The research, which was led by Marianne Schmid, MD, of Harvard Medical School, used the National Inpatient Sample to identify 534,011 hospitalized men with metastatic prostate cancer. Of these, 81.7% were admitted on a weekday and 18.3% on a weekend. The in-hospital mortality rate was 8.6% for those men admitted on a weekend and 10.9% for those admitted on a weekend.

This means that in a multivariate analysis, a weekend admission was associated with a significant 20% increased odds of death and 15% increased odds of complications compared with a weekday admission.

Dr. Schmid’s team online and ahead of print in BJU International reported these results.

They also found that patients admitted over the weekend were significantly more likely than those admitted on weekdays to be treated at rural hospitals (17.8% vs. 15.7%), non-teaching hospitals (57.6% vs. 53.7%), and low-volume hospitals (53.4% vs. 49.4%). Weekend patients also were significantly less likely than weekday patients to undergo interventional procedures (10.6% vs. 11.4%), including cystoscopy with clot evacuation (4.0% vs. 34.4%) and ureteral stent/percutaneous nephrostomy tube placement (3.7% vs. 4.2%). They also were significantly less likely to undergo diagnostic imaging (5.7% vs. 6.5%).

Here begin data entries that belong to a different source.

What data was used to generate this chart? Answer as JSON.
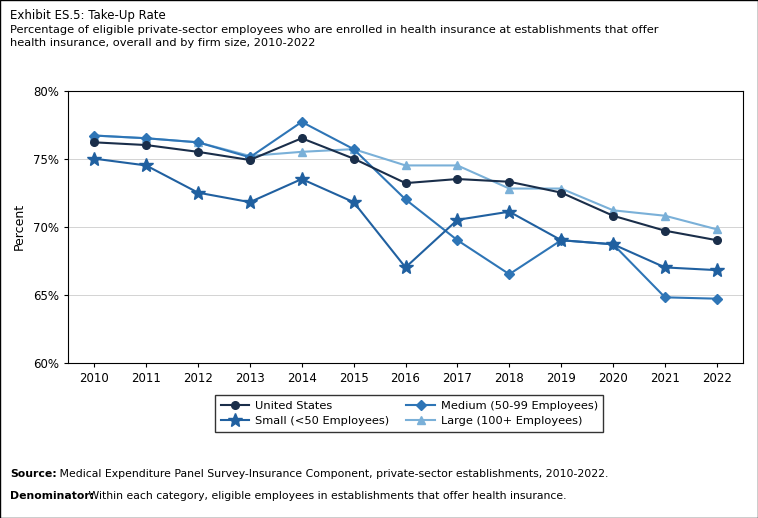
{
  "title_line1": "Exhibit ES.5: Take-Up Rate",
  "title_line2": "Percentage of eligible private-sector employees who are enrolled in health insurance at establishments that offer\nhealth insurance, overall and by firm size, 2010-2022",
  "years": [
    2010,
    2011,
    2012,
    2013,
    2014,
    2015,
    2016,
    2017,
    2018,
    2019,
    2020,
    2021,
    2022
  ],
  "united_states": [
    76.2,
    76.0,
    75.5,
    74.9,
    76.5,
    75.0,
    73.2,
    73.5,
    73.3,
    72.5,
    70.8,
    69.7,
    69.0
  ],
  "small": [
    75.0,
    74.5,
    72.5,
    71.8,
    73.5,
    71.8,
    67.0,
    70.5,
    71.1,
    69.0,
    68.7,
    67.0,
    66.8
  ],
  "medium": [
    76.7,
    76.5,
    76.2,
    75.1,
    77.7,
    75.7,
    72.0,
    69.0,
    66.5,
    69.0,
    68.7,
    64.8,
    64.7
  ],
  "large": [
    76.7,
    76.5,
    76.2,
    75.2,
    75.5,
    75.7,
    74.5,
    74.5,
    72.8,
    72.8,
    71.2,
    70.8,
    69.8
  ],
  "color_us": "#1a2e4a",
  "color_small": "#2060a0",
  "color_medium": "#2e75b6",
  "color_large": "#7ab0d8",
  "ylabel": "Percent",
  "ylim_min": 60,
  "ylim_max": 80,
  "yticks": [
    60,
    65,
    70,
    75,
    80
  ],
  "source_bold": "Source:",
  "source_rest": " Medical Expenditure Panel Survey-Insurance Component, private-sector establishments, 2010-2022.",
  "denom_bold": "Denominator:",
  "denom_rest": " Within each category, eligible employees in establishments that offer health insurance.",
  "legend_labels": [
    "United States",
    "Small (<50 Employees)",
    "Medium (50-99 Employees)",
    "Large (100+ Employees)"
  ]
}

The researchers did point out that prior studies have suggested that staffing decreases on weekends may impact the intensity of medical care provided on weekends. “This was congruent with data from our study which suggest that patients admitted over the weekend were less likely to undergo diagnostic imaging and procedures such as cystocopy with clot evacuation and ureteral stent/percutaneous nephrostomy tube.”

Other studies suggest that physicians covering weekends often provide coverage for more patients and may be less familiar with them. “Taken together, patients presenting over the weekend may be subjected to delayed or inappropriate diagnosis and therapy,” according to the researchers.

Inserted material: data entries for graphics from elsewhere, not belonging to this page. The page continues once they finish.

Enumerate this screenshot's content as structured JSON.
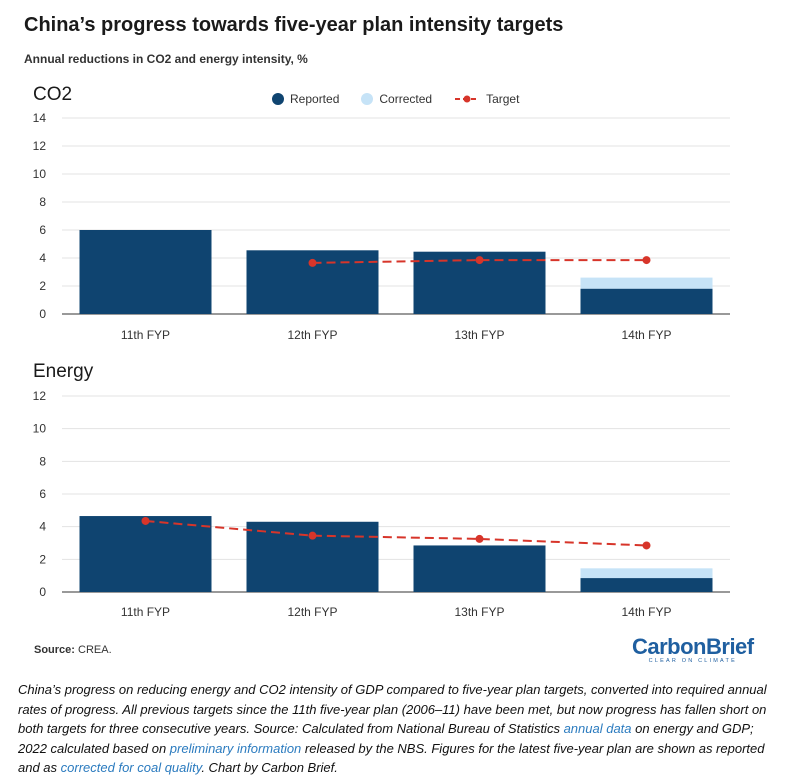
{
  "title": "China’s progress towards five-year plan intensity targets",
  "subtitle": "Annual reductions in CO2 and energy intensity, %",
  "legend": {
    "reported": "Reported",
    "corrected": "Corrected",
    "target": "Target"
  },
  "colors": {
    "reported": "#0f4470",
    "corrected": "#c6e3f7",
    "target": "#d7352a"
  },
  "chart_data": [
    {
      "type": "bar",
      "title": "CO2",
      "categories": [
        "11th FYP",
        "12th FYP",
        "13th FYP",
        "14th FYP"
      ],
      "ylim": [
        0,
        14
      ],
      "yticks": [
        0,
        2,
        4,
        6,
        8,
        10,
        12,
        14
      ],
      "grid": true,
      "series": [
        {
          "name": "Reported",
          "values": [
            6.0,
            4.55,
            4.45,
            1.8
          ]
        },
        {
          "name": "Corrected",
          "values": [
            null,
            null,
            null,
            2.6
          ]
        },
        {
          "name": "Target",
          "values": [
            null,
            3.65,
            3.85,
            3.85
          ]
        }
      ]
    },
    {
      "type": "bar",
      "title": "Energy",
      "categories": [
        "11th FYP",
        "12th FYP",
        "13th FYP",
        "14th FYP"
      ],
      "ylim": [
        0,
        12
      ],
      "yticks": [
        0,
        2,
        4,
        6,
        8,
        10,
        12
      ],
      "grid": true,
      "series": [
        {
          "name": "Reported",
          "values": [
            4.65,
            4.3,
            2.85,
            0.85
          ]
        },
        {
          "name": "Corrected",
          "values": [
            null,
            null,
            null,
            1.45
          ]
        },
        {
          "name": "Target",
          "values": [
            4.35,
            3.45,
            3.25,
            2.85
          ]
        }
      ]
    }
  ],
  "source": {
    "label": "Source:",
    "text": "CREA."
  },
  "logo": {
    "brand": "CarbonBrief",
    "tagline": "CLEAR ON CLIMATE"
  },
  "caption": {
    "part1": "China’s progress on reducing energy and CO2 intensity of GDP compared to five-year plan targets, converted into required annual rates of progress. All previous targets since the 11th five-year plan (2006–11) have been met, but now progress has fallen short on both targets for three consecutive years. Source: Calculated from National Bureau of Statistics ",
    "link1": "annual data",
    "part2": " on energy and GDP; 2022 calculated based on ",
    "link2": "preliminary information",
    "part3": " released by the NBS. Figures for the latest five-year plan are shown as reported and as ",
    "link3": "corrected for coal quality",
    "part4": ". Chart by Carbon Brief."
  }
}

Since today is July 2 we also need to be aware that we are also at a higher risk resulting from a hospital admission because July 1 is the universal starting date for all residents and fellows at American hospitals. The month of July offers us the opportunity to be treated by doctors with no or little experience.

The bottom line, if you can avoid hospitals during the month of July and on all weekends, you might live longer and suffer less.